Nigeria's police said on Tuesday they had arrested suspected members of an Islamist sect behind coordinated attacks in the north of the country that killed at least 65 people late last week.

Militants Boko Haram said they had carried out the gun and bomb attacks in Damaturu on Friday in the group's deadliest onslaught since it began a violent campaign for more widespread adoption of sharia law across Nigeria in 2009.

Residents expressed anger that gunmen were able to take over the city with apparent ease, leaving bodies littering the streets and reducing police stations, churches and mosques to rubble.

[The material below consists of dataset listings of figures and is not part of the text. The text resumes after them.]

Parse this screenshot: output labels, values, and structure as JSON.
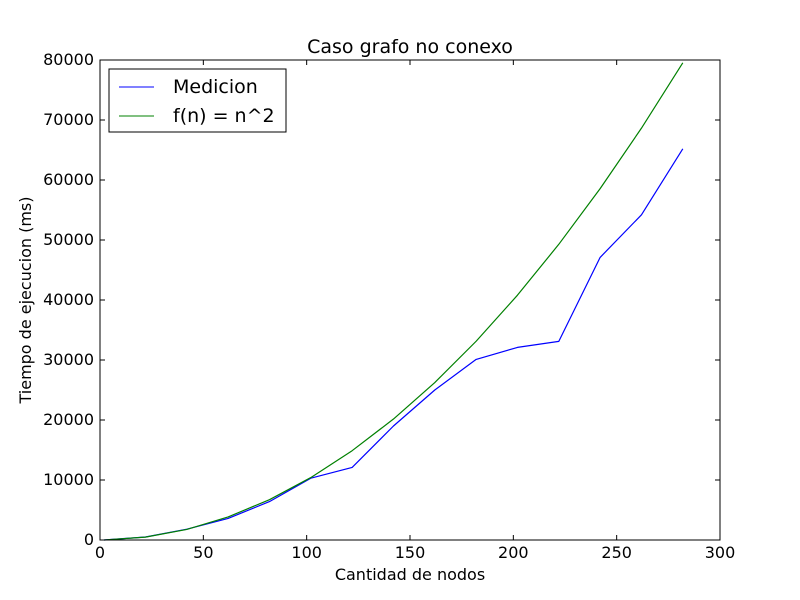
{
  "chart_data": {
    "type": "line",
    "title": "Caso grafo no conexo",
    "xlabel": "Cantidad de nodos",
    "ylabel": "Tiempo de ejecucion (ms)",
    "xlim": [
      0,
      300
    ],
    "ylim": [
      0,
      80000
    ],
    "xticks": [
      "0",
      "50",
      "100",
      "150",
      "200",
      "250",
      "300"
    ],
    "yticks": [
      "0",
      "10000",
      "20000",
      "30000",
      "40000",
      "50000",
      "60000",
      "70000",
      "80000"
    ],
    "grid": false,
    "legend_position": "top-left",
    "series": [
      {
        "name": "Medicion",
        "color": "#0000ff",
        "x": [
          2,
          22,
          42,
          62,
          82,
          102,
          122,
          142,
          162,
          182,
          202,
          222,
          242,
          262,
          282
        ],
        "y": [
          0,
          500,
          1800,
          3600,
          6400,
          10300,
          12100,
          19000,
          25000,
          30100,
          32100,
          33100,
          47100,
          54200,
          65200
        ]
      },
      {
        "name": "f(n) = n^2",
        "color": "#008000",
        "x": [
          2,
          22,
          42,
          62,
          82,
          102,
          122,
          142,
          162,
          182,
          202,
          222,
          242,
          262,
          282
        ],
        "y": [
          4,
          484,
          1764,
          3844,
          6724,
          10404,
          14884,
          20164,
          26244,
          33124,
          40804,
          49284,
          58564,
          68644,
          79524
        ]
      }
    ]
  }
}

Persons have been arrested ... we are not at this time able to talk about who, or how many, or how they are linked to the incidents, said National Police Spokesman Yemi Ajayi.

Police say 53 people were killed but an emergency relief agency that counted bodies in morgues put the toll at 65 dead -- 63 from the Damaturu attack and another two from a strike on a neighbouring village.

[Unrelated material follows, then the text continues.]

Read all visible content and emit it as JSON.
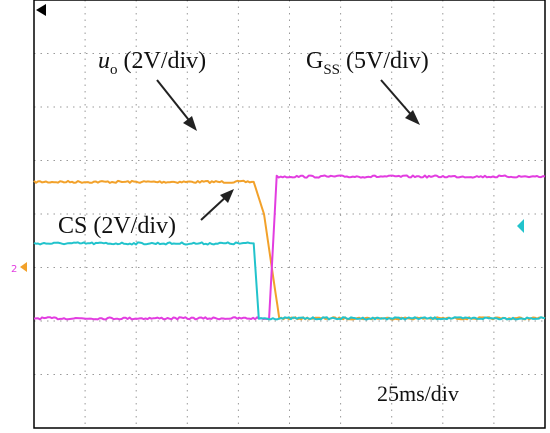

On Sunday the U.S. embassy in Abuja issued a warning to its citizens to avoid hotels in the Nigerian capital, which it said could be targeted in coming days.

Boko Haram is becoming a major headache for President Goodluck Jonathan's administration as it grows in sophistication and deadliness. It has twice struck the capital this year.

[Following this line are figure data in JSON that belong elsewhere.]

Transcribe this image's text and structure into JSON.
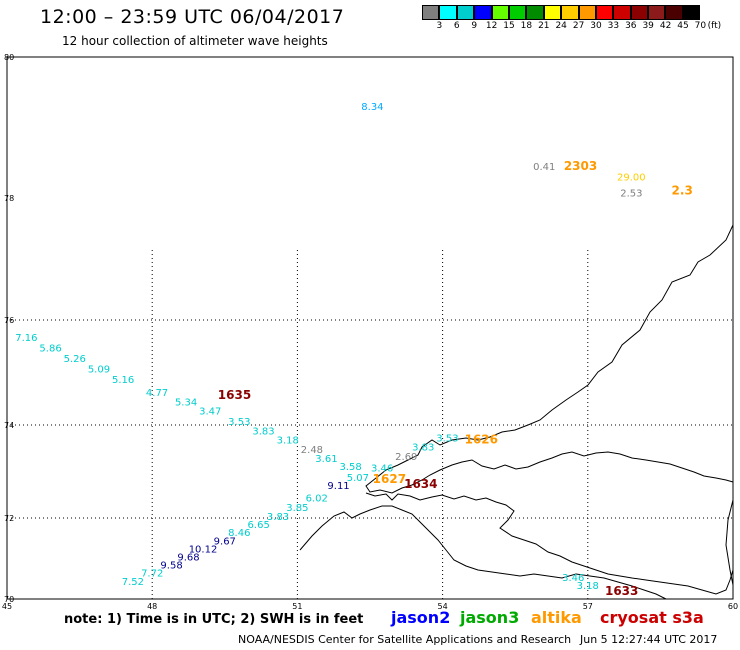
{
  "header": {
    "title": "12:00 – 23:59 UTC 06/04/2017",
    "subtitle": "12 hour collection of altimeter wave heights"
  },
  "color_scale": {
    "labels": [
      "3",
      "6",
      "9",
      "12",
      "15",
      "18",
      "21",
      "24",
      "27",
      "30",
      "33",
      "36",
      "39",
      "42",
      "45",
      "70"
    ],
    "unit": "(ft)",
    "colors": [
      "#7f7f7f",
      "#00ffff",
      "#00cdcd",
      "#0000ff",
      "#66ff00",
      "#00cd00",
      "#008b00",
      "#ffff00",
      "#ffcd00",
      "#ff9900",
      "#ff0000",
      "#cd0000",
      "#8b0000",
      "#8b1a1a",
      "#4a0000",
      "#000000"
    ]
  },
  "axes": {
    "lat_labels": [
      "80",
      "78",
      "76",
      "74",
      "72",
      "70"
    ],
    "lon_labels": [
      "45",
      "48",
      "51",
      "54",
      "57",
      "60"
    ]
  },
  "footer": {
    "note": "note: 1) Time is in UTC; 2) SWH is in feet",
    "legend": [
      {
        "name": "jason2",
        "color": "#0000ff"
      },
      {
        "name": "jason3",
        "color": "#00aa00"
      },
      {
        "name": "altika",
        "color": "#ff9900"
      },
      {
        "name": "cryosat s3a",
        "color": "#cc0000"
      }
    ],
    "credit": "NOAA/NESDIS Center for Satellite Applications and Research",
    "timestamp": "Jun  5 12:27:44 UTC 2017"
  },
  "map_data": {
    "track_times": [
      {
        "text": "1635",
        "lon": 49.7,
        "lat": 74.5,
        "color": "#8b0000"
      },
      {
        "text": "1627",
        "lon": 52.9,
        "lat": 72.75,
        "color": "#ff9900"
      },
      {
        "text": "1634",
        "lon": 53.55,
        "lat": 72.65,
        "color": "#8b0000"
      },
      {
        "text": "1626",
        "lon": 54.8,
        "lat": 73.6,
        "color": "#ff9900"
      },
      {
        "text": "1633",
        "lon": 57.7,
        "lat": 70.1,
        "color": "#8b0000"
      },
      {
        "text": "2303",
        "lon": 56.85,
        "lat": 78.4,
        "color": "#ff9900"
      },
      {
        "text": "2.3",
        "lon": 58.95,
        "lat": 78.05,
        "color": "#ff9900"
      }
    ],
    "wave_heights": [
      {
        "v": "7.16",
        "lon": 45.4,
        "lat": 75.6,
        "color": "#00cdcd"
      },
      {
        "v": "5.86",
        "lon": 45.9,
        "lat": 75.4,
        "color": "#00cdcd"
      },
      {
        "v": "5.26",
        "lon": 46.4,
        "lat": 75.2,
        "color": "#00cdcd"
      },
      {
        "v": "5.09",
        "lon": 46.9,
        "lat": 75.0,
        "color": "#00cdcd"
      },
      {
        "v": "5.16",
        "lon": 47.4,
        "lat": 74.8,
        "color": "#00cdcd"
      },
      {
        "v": "4.77",
        "lon": 48.1,
        "lat": 74.55,
        "color": "#00cdcd"
      },
      {
        "v": "5.34",
        "lon": 48.7,
        "lat": 74.37,
        "color": "#00cdcd"
      },
      {
        "v": "3.47",
        "lon": 49.2,
        "lat": 74.2,
        "color": "#00cdcd"
      },
      {
        "v": "3.53",
        "lon": 49.8,
        "lat": 74.0,
        "color": "#00cdcd"
      },
      {
        "v": "3.83",
        "lon": 50.3,
        "lat": 73.8,
        "color": "#00cdcd"
      },
      {
        "v": "3.18",
        "lon": 50.8,
        "lat": 73.6,
        "color": "#00cdcd"
      },
      {
        "v": "2.48",
        "lon": 51.3,
        "lat": 73.4,
        "color": "#7f7f7f"
      },
      {
        "v": "3.61",
        "lon": 51.6,
        "lat": 73.2,
        "color": "#00cdcd"
      },
      {
        "v": "3.58",
        "lon": 52.1,
        "lat": 73.03,
        "color": "#00cdcd"
      },
      {
        "v": "3.46",
        "lon": 52.75,
        "lat": 73.0,
        "color": "#00cdcd"
      },
      {
        "v": "5.07",
        "lon": 52.25,
        "lat": 72.8,
        "color": "#00cdcd"
      },
      {
        "v": "2.69",
        "lon": 53.25,
        "lat": 73.25,
        "color": "#7f7f7f"
      },
      {
        "v": "3.83",
        "lon": 53.6,
        "lat": 73.45,
        "color": "#00cdcd"
      },
      {
        "v": "3.53",
        "lon": 54.1,
        "lat": 73.65,
        "color": "#00cdcd"
      },
      {
        "v": "9.11",
        "lon": 51.85,
        "lat": 72.62,
        "color": "#00008b"
      },
      {
        "v": "6.02",
        "lon": 51.4,
        "lat": 72.35,
        "color": "#00cdcd"
      },
      {
        "v": "3.85",
        "lon": 51.0,
        "lat": 72.15,
        "color": "#00cdcd"
      },
      {
        "v": "3.83",
        "lon": 50.6,
        "lat": 71.95,
        "color": "#00cdcd"
      },
      {
        "v": "6.65",
        "lon": 50.2,
        "lat": 71.75,
        "color": "#00cdcd"
      },
      {
        "v": "8.46",
        "lon": 49.8,
        "lat": 71.55,
        "color": "#00cdcd"
      },
      {
        "v": "9.67",
        "lon": 49.5,
        "lat": 71.35,
        "color": "#00008b"
      },
      {
        "v": "10.12",
        "lon": 49.05,
        "lat": 71.15,
        "color": "#00008b"
      },
      {
        "v": "9.68",
        "lon": 48.75,
        "lat": 70.95,
        "color": "#00008b"
      },
      {
        "v": "9.58",
        "lon": 48.4,
        "lat": 70.75,
        "color": "#00008b"
      },
      {
        "v": "7.72",
        "lon": 48.0,
        "lat": 70.55,
        "color": "#00cdcd"
      },
      {
        "v": "7.52",
        "lon": 47.6,
        "lat": 70.35,
        "color": "#00cdcd"
      },
      {
        "v": "3.46",
        "lon": 56.7,
        "lat": 70.45,
        "color": "#00cdcd"
      },
      {
        "v": "3.18",
        "lon": 57.0,
        "lat": 70.25,
        "color": "#00cdcd"
      },
      {
        "v": "8.34",
        "lon": 52.55,
        "lat": 79.25,
        "color": "#00aaff"
      },
      {
        "v": "0.41",
        "lon": 56.1,
        "lat": 78.4,
        "color": "#7f7f7f"
      },
      {
        "v": "29.00",
        "lon": 57.9,
        "lat": 78.25,
        "color": "#ffcd00"
      },
      {
        "v": "2.53",
        "lon": 57.9,
        "lat": 78.02,
        "color": "#7f7f7f"
      }
    ]
  }
}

Suspected members of the group, whose name means Western education is forbidden in local Hausa, shot dead an off-duty police officer on Sunday as he returned from Muslim prayers, police said.

Friday's violence also included a spate of bomb attacks in Maiduguri, the sect's home base and capital of Borno state which sits in the remote northeast. Police have not said if anyone died in those blasts.